Swaps and Variations
If you're in a rush, rotisserie chicken works perfectly and cuts out all the cooking time. You can also throw in crumbled bacon, shredded cheddar, or even chickpeas if you want to stretch it further. I've made it with grilled shrimp instead of chicken, and it was just as good, maybe even better on a hot day.
Serving Suggestions
This salad is filling enough on its own, but I've served it with warm pita bread, tortilla chips, or even stuffed into a wrap when I needed lunch on the go. It's one of those recipes that works just as well at a dinner party as it does eaten straight from the bowl in front of the fridge.
- Serve it in butter lettuce cups for a fun, hands-on presentation.
- Add sliced avocado on top if you're an avocado person like me.
- Drizzle a little extra lime juice and sprinkle flaky salt right before serving for a finishing touch.
Save This salad has become my answer to what's for dinner when I don't really have an answer. It's quick, it's satisfying, and somehow it always tastes better than I remember.
Recipe FAQs
- → Can I make the avocado ranch dressing ahead of time?
Yes, but it's best used within a few hours. Store in an airtight container and add a squeeze of lemon juice to prevent browning. The dressing may thicken as it sits; thin with water or milk as needed.
- → What's the best way to cook the chicken?
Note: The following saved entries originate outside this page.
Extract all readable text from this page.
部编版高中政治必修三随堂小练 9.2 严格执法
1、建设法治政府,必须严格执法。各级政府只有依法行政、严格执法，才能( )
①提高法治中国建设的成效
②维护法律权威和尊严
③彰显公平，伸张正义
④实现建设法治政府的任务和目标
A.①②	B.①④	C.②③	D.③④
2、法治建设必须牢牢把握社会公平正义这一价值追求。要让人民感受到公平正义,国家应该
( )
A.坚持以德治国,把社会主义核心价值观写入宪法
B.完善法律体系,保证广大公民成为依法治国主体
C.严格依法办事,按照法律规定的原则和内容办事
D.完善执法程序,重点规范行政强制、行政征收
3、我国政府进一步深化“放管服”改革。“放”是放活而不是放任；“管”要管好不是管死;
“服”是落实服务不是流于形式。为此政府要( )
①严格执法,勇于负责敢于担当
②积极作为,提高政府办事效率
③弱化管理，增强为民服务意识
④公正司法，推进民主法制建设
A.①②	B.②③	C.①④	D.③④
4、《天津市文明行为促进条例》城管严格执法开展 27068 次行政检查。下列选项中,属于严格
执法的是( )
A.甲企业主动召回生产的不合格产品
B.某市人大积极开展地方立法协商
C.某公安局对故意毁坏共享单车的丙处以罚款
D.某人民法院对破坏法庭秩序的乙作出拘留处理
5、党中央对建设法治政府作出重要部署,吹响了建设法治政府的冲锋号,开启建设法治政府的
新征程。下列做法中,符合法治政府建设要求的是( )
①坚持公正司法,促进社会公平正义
Grilling or pan-searing over medium-high heat produces juicy results. Cook for 6-7 minutes per side until the internal temperature reaches 165°F. Let it rest before cutting to retain moisture.
- → Can I use rotisserie chicken?
Absolutely. Rotisserie chicken saves time and works wonderfully. Simply shred or cube it and add to the salad. This makes preparation even quicker while maintaining excellent flavor.
- → How do I make this dairy-free?
Replace Greek yogurt with dairy-free alternatives like coconut or cashew yogurt. Use vegan mayonnaise instead of regular mayo. The avocado base ensures a creamy dressing without dairy products.
- → What vegetables can I substitute?
Feel free to swap in bell peppers, radishes, snap peas, or avocado slices. Use seasonal vegetables you prefer. The fresh, crisp texture is what matters most in balancing the creamy dressing.
- → How many servings does this make?
This yields 4 generous servings as a main course. Each serving contains approximately 345 calories and 33g of protein, making it ideal for balanced meals or meal prep containers.